と、言うのも私もアルバイトに勤しみ、天音くんも年末は複数の歌番組出演で忙しかったからである。

それに直接顔を合わせていないだけで、定期的にメッセージアプリに連絡は来ているのだ。

今日の20時から歌番組の生放送あるから見て。とか、差し入れでもらった高級あんぱん。とか、個人トークは彼のSNS化している。voyageの公式サイトで同じように呟いたら、ファンの子ももっと喜ぶのにな。そう思いながらも口には出さず、私もちまちまと返事を返していた。

まぁとにかく、特にここ数日は連絡がマメなのだ。

「ふふ、」

それが何だか可愛く思えて、メッセージが来るたびに頰が緩んでしまうがいる。猫が懐いてくれた気分である。猫みたい、だなんてそんなこと本人には言えないけれど。

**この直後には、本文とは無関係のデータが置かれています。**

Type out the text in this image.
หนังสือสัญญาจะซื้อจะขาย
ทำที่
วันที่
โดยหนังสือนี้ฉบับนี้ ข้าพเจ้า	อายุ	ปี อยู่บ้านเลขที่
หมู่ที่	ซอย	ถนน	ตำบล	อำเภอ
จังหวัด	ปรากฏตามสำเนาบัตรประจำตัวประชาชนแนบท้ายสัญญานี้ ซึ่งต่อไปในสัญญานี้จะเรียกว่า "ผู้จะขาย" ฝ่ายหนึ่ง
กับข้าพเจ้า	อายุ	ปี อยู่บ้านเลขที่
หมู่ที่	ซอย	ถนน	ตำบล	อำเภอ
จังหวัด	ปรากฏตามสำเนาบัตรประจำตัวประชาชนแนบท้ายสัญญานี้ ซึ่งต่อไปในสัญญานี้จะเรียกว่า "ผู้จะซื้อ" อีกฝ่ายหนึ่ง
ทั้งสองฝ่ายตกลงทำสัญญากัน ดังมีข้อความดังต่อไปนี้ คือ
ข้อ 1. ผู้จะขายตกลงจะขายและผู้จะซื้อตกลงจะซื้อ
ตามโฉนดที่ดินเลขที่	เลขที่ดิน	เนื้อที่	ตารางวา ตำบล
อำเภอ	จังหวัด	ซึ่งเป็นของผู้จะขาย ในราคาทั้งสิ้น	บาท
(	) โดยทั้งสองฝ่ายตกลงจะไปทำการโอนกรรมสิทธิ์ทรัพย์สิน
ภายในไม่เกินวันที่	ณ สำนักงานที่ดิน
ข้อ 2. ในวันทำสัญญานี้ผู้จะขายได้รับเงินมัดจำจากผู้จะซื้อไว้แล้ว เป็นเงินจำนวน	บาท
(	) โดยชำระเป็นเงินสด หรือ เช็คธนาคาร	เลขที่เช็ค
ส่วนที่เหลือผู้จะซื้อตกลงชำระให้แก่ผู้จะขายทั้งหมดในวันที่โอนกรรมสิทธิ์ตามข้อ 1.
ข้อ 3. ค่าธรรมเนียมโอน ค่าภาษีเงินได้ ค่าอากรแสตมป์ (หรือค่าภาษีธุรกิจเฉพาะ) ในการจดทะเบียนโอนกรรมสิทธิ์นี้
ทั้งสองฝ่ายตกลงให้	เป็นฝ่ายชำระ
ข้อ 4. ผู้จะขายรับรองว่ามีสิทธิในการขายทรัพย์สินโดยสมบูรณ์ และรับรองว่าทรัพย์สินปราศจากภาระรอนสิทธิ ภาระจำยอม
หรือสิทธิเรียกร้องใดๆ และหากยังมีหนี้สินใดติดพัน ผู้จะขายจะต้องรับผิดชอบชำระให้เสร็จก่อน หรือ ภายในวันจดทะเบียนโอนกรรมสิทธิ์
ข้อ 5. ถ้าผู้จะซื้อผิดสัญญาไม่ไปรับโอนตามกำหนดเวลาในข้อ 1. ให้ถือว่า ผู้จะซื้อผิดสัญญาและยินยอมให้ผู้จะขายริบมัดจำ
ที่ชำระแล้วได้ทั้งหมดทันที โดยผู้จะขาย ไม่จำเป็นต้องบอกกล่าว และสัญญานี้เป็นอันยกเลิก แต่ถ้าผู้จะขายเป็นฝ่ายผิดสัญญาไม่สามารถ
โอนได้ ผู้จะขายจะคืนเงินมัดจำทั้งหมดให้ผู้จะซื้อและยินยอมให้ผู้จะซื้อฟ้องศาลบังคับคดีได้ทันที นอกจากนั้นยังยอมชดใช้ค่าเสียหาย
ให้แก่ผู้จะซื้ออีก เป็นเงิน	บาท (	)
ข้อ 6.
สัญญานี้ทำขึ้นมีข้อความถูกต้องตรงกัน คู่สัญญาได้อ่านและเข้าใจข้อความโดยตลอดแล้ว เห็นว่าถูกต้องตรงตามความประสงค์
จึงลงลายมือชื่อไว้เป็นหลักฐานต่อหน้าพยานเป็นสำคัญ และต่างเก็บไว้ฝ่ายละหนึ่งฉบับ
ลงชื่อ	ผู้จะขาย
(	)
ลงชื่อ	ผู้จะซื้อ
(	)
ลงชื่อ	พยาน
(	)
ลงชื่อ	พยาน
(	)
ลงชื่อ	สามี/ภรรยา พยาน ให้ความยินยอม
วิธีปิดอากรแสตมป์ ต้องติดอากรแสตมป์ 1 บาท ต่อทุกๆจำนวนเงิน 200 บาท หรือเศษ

過去のやり取りをスクロールして見返していると、丁度「今何してるの?」と天音くんからメッセージが届いた。

「えっと・・・家でごろごろしてるよ、っと」

そう、私はひとりでごろごろしている。

ちなみに今日は12月31日の大晦日。両親はニューヨークにいる為、今年の年越しはひとりなのだ。別に寂しくはないけれど、ひとりだからかもうすぐ今年が終わってしまう実感が全くない。

未だ、あのクリスマスライブの余韻に浸っていた。

するとぽこんとトーク画面に現れたスタンプ。

くまさんが「羨ましい」としょんぼりしている。そう言いながらも仕事が「嫌だ」と言わないのは、天音くんらしい。

そんな彼は今日の22時から事務所をあげてのカウントダウンライブがある。それも、テレビで生放送をするのだ。連絡が返ってくるということは、おそらく今は休憩中なのだろう。

「今日、家でカウントダウンライブ見るね」と送ると、それはすぐに既読がついて「頑張る」と返信が来た。

そして続くようにもう1つのメッセージが届く。

「一緒に初日の出見に行こう」

* * *

年明けとはあっという間なものである。生放送ライブを見ていたら、いつの間にか年が明ける1分前になっていて、心の準備ができる前に画面の向こうで「ハッピーニューイヤー!」とアイドルたちが叫んでいた。

今は除夜の鐘をBGMにしながら、約束の時間の午前5時45分を待っている。